5.1 Trois types de parcours, mais des points d’ancrage communs

Les résultats ont donné lieu à l’élaboration d’une typologie où trois types de parcours ont pu être recensés, et où, dans chacun de ces parcours, l’intimidation à l’école secondaire a bel et bien influencé la construction identitaire et la poursuite du parcours scolaire des étudiants et étudiantes rencontrés. L’incidence de l’intimidation a touché autant la persévérance scolaire que le choix de carrière, mais s’est modulée différemment en fonction du type de parcours qui en a découlé.

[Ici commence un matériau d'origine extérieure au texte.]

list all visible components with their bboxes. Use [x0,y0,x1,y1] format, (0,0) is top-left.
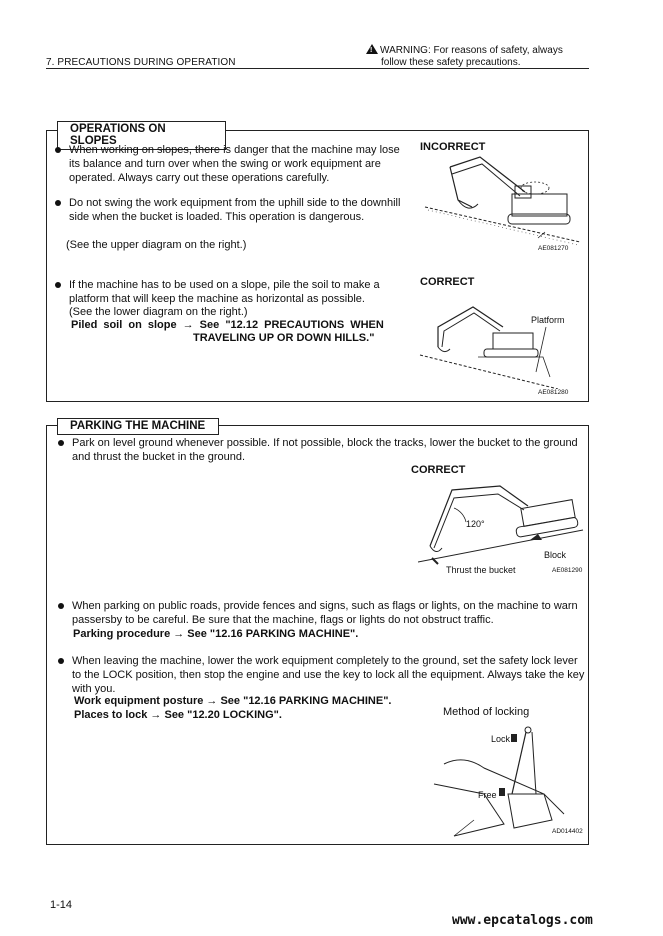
slopes-ref-line2: TRAVELING UP OR DOWN HILLS." [193,332,375,344]
lock-label: Lock [491,734,511,744]
parking-fig-angle: 120° [466,519,485,529]
bullet-dot [55,147,61,153]
warning-icon [366,44,378,54]
slopes-bullet-3-note: (See the lower diagram on the right.) [69,306,248,318]
fig2-callout-platform: Platform [531,315,565,325]
parking-bullet-3-ref1: Work equipment posture → See "12.16 PARKING MACHINE". [74,695,392,707]
slopes-bullet-2-text: Do not swing the work equipment from the uphill side to the downhill side when the bucket is loaded. This operation is dangerous. [69,197,401,223]
slopes-bullet-3-text: If the machine has to be used on a slope, pile the soil to make a platform that will keep the machine as horizontal as possible. [69,279,380,305]
parking-bullet-1 [72,436,587,464]
parking-bullet-1-text: Park on level ground whenever possible. If not possible, block the tracks, lower the bucket to the ground and thrust the bucket in the ground. [72,437,578,463]
excavator-correct-figure [418,297,586,389]
warning-line1: WARNING: For reasons of safety, always [380,45,563,56]
parking-bullet-2 [72,599,587,627]
parking-bullet-3 [72,654,587,696]
fig2-code: AE081280 [538,389,569,396]
parking-fig-block: Block [544,550,567,560]
parking-section-title: PARKING THE MACHINE [57,418,219,435]
slopes-section-title: OPERATIONS ON SLOPES [57,121,226,150]
slopes-bullet-3 [69,278,407,306]
bullet-dot [55,200,61,206]
slopes-bullet-2-note: (See the upper diagram on the right.) [66,239,247,251]
slopes-bullet-2 [69,196,407,224]
free-label: Free [478,790,497,800]
parking-bullet-2-ref: Parking procedure → See "12.16 PARKING MACHINE". [73,628,359,640]
excavator-incorrect-figure [420,152,585,247]
fig1-code: AE081270 [538,245,569,252]
header-rule [46,68,589,69]
warning-line2: follow these safety precautions. [381,57,521,68]
warning-note [366,44,563,69]
parking-bullet-3-ref2: Places to lock → See "12.20 LOCKING". [74,709,282,721]
parking-bullet-3-text: When leaving the machine, lower the work equipment completely to the ground, set the safety lock lever to the LOCK position, then stop the engine and use the key to lock all the equipment. Always take the key with you. [72,655,585,695]
bullet-dot [58,658,64,664]
parking-fig-label: CORRECT [411,464,466,476]
parking-fig-thrust: Thrust the bucket [446,565,516,575]
fig1-label: INCORRECT [420,141,486,153]
lock-fig-code: AD014402 [552,828,583,835]
watermark-url: www.epcatalogs.com [452,913,593,928]
parking-bullet-2-text: When parking on public roads, provide fences and signs, such as flags or lights, on the machine to warn passersby to be careful. Be sure that the machine, flags or lights do not obstruct traffic. [72,600,578,626]
fig2-label: CORRECT [420,276,475,288]
parking-fig-code: AE081290 [552,567,583,574]
slopes-ref-line1: Piled soil on slope → See "12.12 PRECAUTIONS WHEN [71,319,384,331]
bullet-dot [58,440,64,446]
bullet-dot [55,282,61,288]
page-number: 1-14 [50,899,73,911]
slopes-bullet-1-text: When working on slopes, there is danger that the machine may lose its balance and turn over when the swing or work equipment are operated. Always carry out these operations carefully. [69,144,400,184]
lock-caption: Method of locking [443,706,530,718]
page-section-title: 7. PRECAUTIONS DURING OPERATION [46,57,236,68]
slopes-bullet-1 [69,143,407,185]
bullet-dot [58,603,64,609]
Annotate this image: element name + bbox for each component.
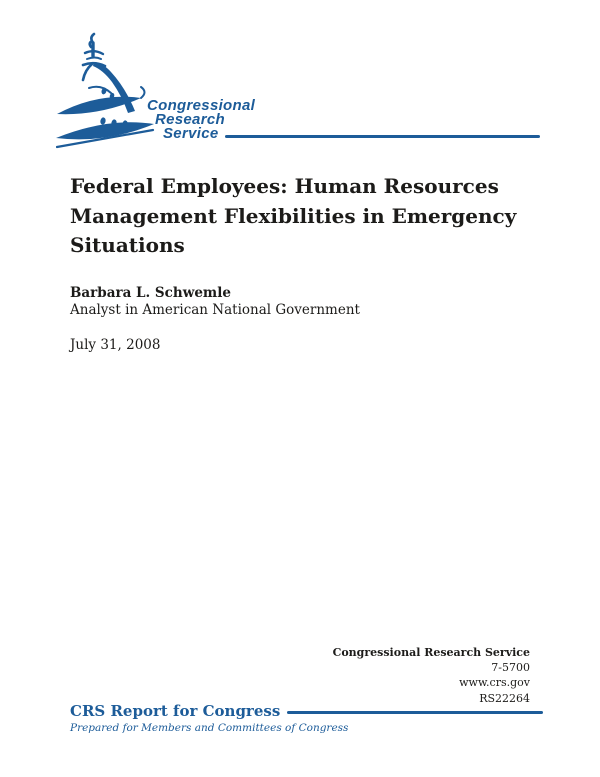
- logo-wordmark-line3: Service: [163, 125, 219, 142]
- footer-rule: [287, 711, 543, 714]
- author-role: Analyst in American National Government: [70, 302, 360, 318]
- author-block: [70, 285, 360, 319]
- contact-phone: 7-5700: [491, 661, 530, 675]
- logo-wordmark-line2: Research: [155, 111, 225, 128]
- footer-tagline: Prepared for Members and Committees of Congress: [70, 722, 349, 734]
- header-rule: [225, 135, 540, 138]
- report-number: RS22264: [479, 691, 530, 705]
- footer-banner-row: [70, 702, 543, 720]
- contact-org: Congressional Research Service: [332, 646, 530, 659]
- footer-banner: CRS Report for Congress: [70, 702, 281, 720]
- logo-wordmark-line1: Congressional: [147, 97, 256, 114]
- contact-website: www.crs.gov: [459, 676, 530, 690]
- logo-wordmark: [147, 99, 540, 141]
- report-title-line3: Situations: [70, 233, 185, 257]
- report-title: [70, 172, 570, 261]
- report-title-line2: Management Flexibilities in Emergency: [70, 203, 517, 228]
- contact-block: [333, 645, 530, 706]
- author-name: Barbara L. Schwemle: [70, 285, 231, 301]
- report-date: July 31, 2008: [70, 337, 161, 353]
- report-title-line1: Federal Employees: Human Resources: [70, 174, 499, 198]
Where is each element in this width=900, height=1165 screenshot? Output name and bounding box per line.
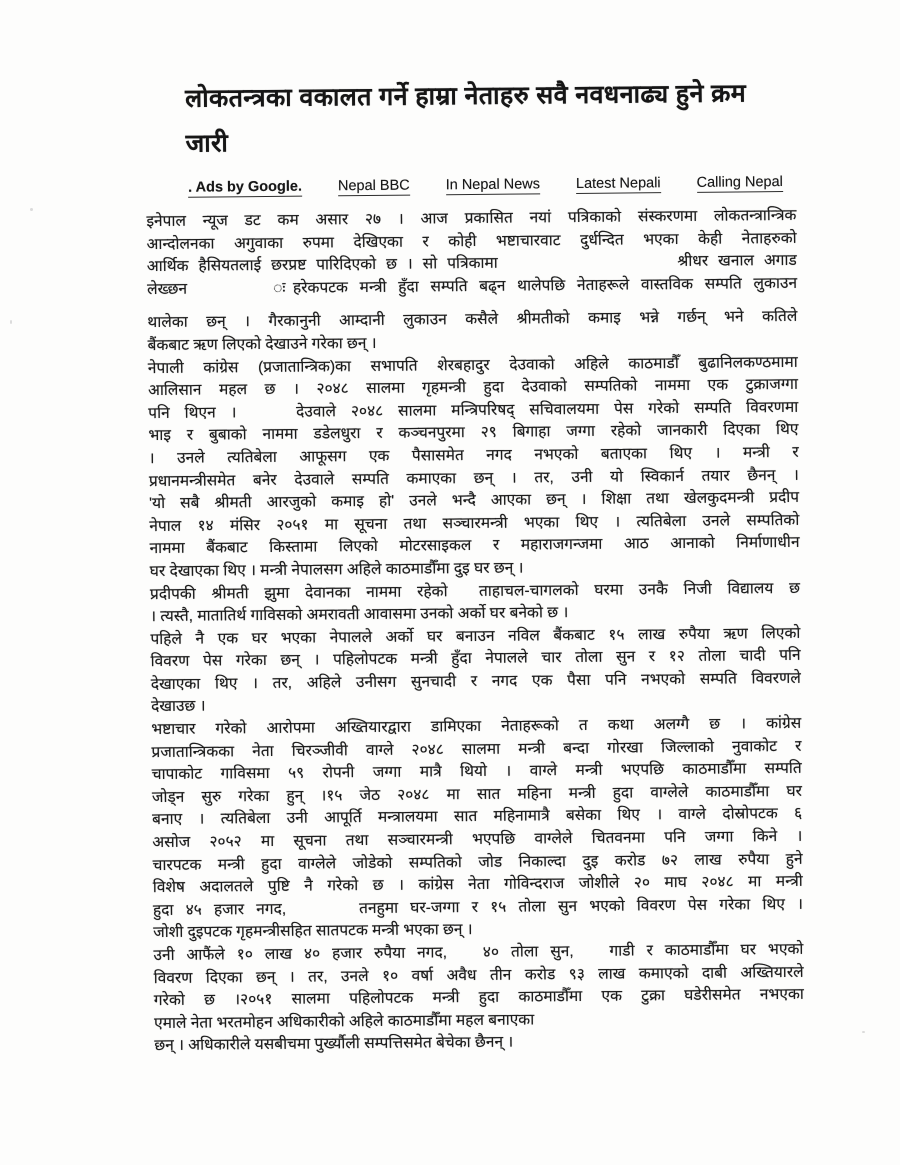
article-line: विशेष अदालतले पुष्टि नै गरेको छ । कांग्रेस नेता गोविन्दराज जोशीले २० माघ २०४८ मा मन्त्री: [152, 873, 803, 897]
article-line: जोशी दुइपटक गृहमन्त्रीसहित सातपटक मन्त्री भएका छन् ।: [153, 921, 473, 942]
article-line: नेपाल १४ मंसिर २०५१ मा सूचना तथा सञ्चारमन्त्री भएका थिए । त्यतिबेला उनले सम्पतिको: [149, 511, 800, 535]
article-title-line: लोकतन्त्रका वकालत गर्ने हाम्रा नेताहरु सवै नवधनाढ्य हुने क्रम: [185, 79, 747, 113]
scan-speck: [862, 1031, 865, 1033]
article-line: बनाए । त्यतिबेला उनी आपूर्ति मन्त्रालयमा सात महिनामात्रै बसेका थिए । वाग्ले दोस्रोपटक ६: [152, 805, 803, 829]
article-title: [185, 71, 796, 167]
article-line: उनी आफैंले १० लाख ४० हजार रुपैया नगद, ४० तोला सुन, गाडी र काठमाडौँमा घर भएको: [153, 940, 804, 965]
article-line: पहिले नै एक घर भएका नेपालले अर्को घर बनाउन नविल बैंकबाट १५ लाख रुपैया ऋण लिएको: [150, 624, 801, 648]
article-line: नाममा बैंकबाट किस्तामा लिएको मोटरसाइकल र महाराजगन्जमा आठ आनाको निर्माणाधीन: [149, 534, 800, 558]
article-line: हुदा ४५ हजार नगद, तनहुमा घर-जग्गा र १५ तोला सुन भएको विवरण पेस गरेका थिए ।: [152, 895, 804, 919]
article-line: एमाले नेता भरतमोहन अधिकारीको अहिले काठमाडौँमा महल बनाएका: [154, 1011, 535, 1032]
article-line: छन् । अधिकारीले यसबीचमा पुर्ख्यौली सम्पत्तिसमेत बेचेका छैनन् ।: [154, 1034, 514, 1055]
article-line: । उनले त्यतिबेला आफूसग एक पैसासमेत नगद नभएको बताएका थिए । मन्त्री र: [148, 443, 799, 468]
article-line: विवरण दिएका छन् । तर, उनले १० वर्षा अवैध तीन करोड ९३ लाख कमाएको दाबी अख्तियारले: [153, 963, 804, 987]
article-body: [146, 205, 804, 1058]
article-line: चापाकोट गाविसमा ५९ रोपनी जग्गा मात्रै थियो । वाग्ले मन्त्री भएपछि काठमाडौँमा सम्पति: [151, 760, 802, 784]
article-line: प्रधानमन्त्रीसमेत बनेर देउवाले सम्पति कमाएका छन् । तर, उनी यो स्विकार्न तयार छैनन् ।: [148, 466, 799, 490]
article-line: असोज २०५२ मा सूचना तथा सञ्चारमन्त्री भएपछि वाग्लेले चितवनमा पनि जग्गा किने ।: [152, 827, 803, 852]
scan-speck: [30, 208, 33, 211]
article-line: विवरण पेस गरेका छन् । पहिलोपटक मन्त्री हुँदा नेपालले चार तोला सुन र १२ तोला चादी पनि: [150, 647, 801, 671]
article-line: इनेपाल न्यूज डट कम असार २७ । आज प्रकासित नयां पत्रिकाको संस्करणमा लोकतन्त्रान्त्रिक: [146, 206, 797, 231]
article-line: आलिसान महल छ । २०४८ सालमा गृहमन्त्री हुदा देउवाको सम्पतिको नाममा एक टुक्राजग्गा: [147, 376, 799, 400]
article-line: नेपाली कांग्रेस (प्रजातान्त्रिक)का सभापति शेरबहादुर देउवाको अहिले काठमाडौँ बुढानिलकण्ठमामा: [147, 353, 798, 377]
nav-links-row: [188, 174, 796, 198]
article-line: बैंकबाट ऋण लिएको देखाउने गरेका छन् ।: [147, 334, 377, 355]
article-title-line: जारी: [185, 129, 229, 158]
nav-link[interactable]: Latest Nepali: [575, 175, 661, 192]
scan-speck: [10, 320, 12, 324]
article-line: प्रदीपकी श्रीमती झुमा देवानका नाममा रहेको ताहाचल-चागलको घरमा उनकै निजी विद्यालय छ: [149, 579, 801, 603]
article-line: लेख्छन ःहरेकपटक मन्त्री हुँदा सम्पति बढ्न थालेपछि नेताहरूले वास्तविक सम्पति लुकाउन: [146, 274, 798, 298]
article-line: थालेका छन् । गैरकानुनी आम्दानी लुकाउन कसैले श्रीमतीको कमाइ भन्ने गर्छन् भने कतिले: [147, 308, 798, 332]
article-line: आर्थिक हैसियतलाई छरप्रष्ट पारिदिएको छ । सो पत्रिकामा श्रीधर खनाल अगाड: [146, 252, 797, 276]
article-line: पनि थिएन । देउवाले २०४८ सालमा मन्त्रिपरिषद् सचिवालयमा पेस गरेको सम्पति विवरणमा: [148, 398, 799, 422]
nav-link[interactable]: Calling Nepal: [696, 174, 783, 191]
article-line: देखाएका थिए । तर, अहिले उनीसग सुनचादी र नगद एक पैसा पनि नभएको सम्पति विवरणले: [150, 669, 801, 693]
nav-link[interactable]: In Nepal News: [445, 176, 541, 194]
article-line: आन्दोलनका अगुवाका रुपमा देखिएका र कोही भष्टाचारवाट दुर्धन्दित भएका केही नेताहरुको: [146, 229, 797, 253]
nav-link[interactable]: Nepal BBC: [337, 177, 410, 195]
article-line: । त्यस्तै, मातातिर्थ गाविसको अमरावती आवासमा उनको अर्को घर बनेको छ ।: [150, 604, 569, 626]
article-line: घर देखाएका थिए । मन्त्री नेपालसग अहिले काठमाडौँमा दुइ घर छन् ।: [149, 559, 524, 581]
article-line: 'यो सबै श्रीमती आरजुको कमाइ हो' उनले भन्दै आएका छन् । शिक्षा तथा खेलकुदमन्त्री प्रदीप: [149, 488, 800, 513]
article: [145, 71, 804, 1058]
article-line: प्रजातान्त्रिकका नेता चिरञ्जीवी वाग्ले २०४८ सालमा मन्त्री बन्दा गोरखा जिल्लाको नुवाकोट र: [151, 737, 802, 761]
article-line: जोड्न सुरु गरेका हुन् ।१५ जेठ २०४८ मा सात महिना मन्त्री हुदा वाग्लेले काठमाडौँमा घर: [151, 782, 802, 806]
article-line: गरेको छ ।२०५१ सालमा पहिलोपटक मन्त्री हुदा काठमाडौँमा एक टुक्रा घडेरीसमेत नभएका: [153, 986, 804, 1010]
article-line: देखाउछ ।: [150, 698, 206, 716]
nav-link[interactable]: . Ads by Google.: [188, 178, 303, 196]
article-line: भाइ र बुबाको नाममा डडेलधुरा र कञ्चनपुरमा २९ बिगाहा जग्गा रहेको जानकारी दिएका थिए: [148, 421, 799, 445]
article-line: भष्टाचार गरेको आरोपमा अख्तियारद्वारा डामिएका नेताहरूको त कथा अलग्गै छ । कांग्रेस: [151, 714, 802, 739]
article-line: चारपटक मन्त्री हुदा वाग्लेले जोडेको सम्पतिको जोड निकाल्दा दुइ करोड ७२ लाख रुपैया हुने: [152, 850, 803, 874]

Pour le premier type de cheminement, où la persévérance scolaire a été compromise, l’intimidation a freiné la poursuite d’un parcours scolaire positif, sans toutefois en empêcher sa réalisation. Les répercussions de l’intimidation sont marqués, tant sur le plan de la persévérance scolaire que du choix de carrière. Ce type de parcours concorde avec les résultats de plusieurs études qui mettent l’accent sur les facteurs de risque inhérents au fait de subir de l’intimidation en milieu scolaire (Beran et coll., 2008; Casey-Canon et coll., 2001; Cornell et coll. 2013; Graham et coll., 2010; Grills & Ollendick, 2002; Houbre et coll., 2012; Juvonen et coll., 2010; MELS, 2010; Rayle et coll., 2007; Yang et coll., 2006), tel que définis dans les chapitres précédents.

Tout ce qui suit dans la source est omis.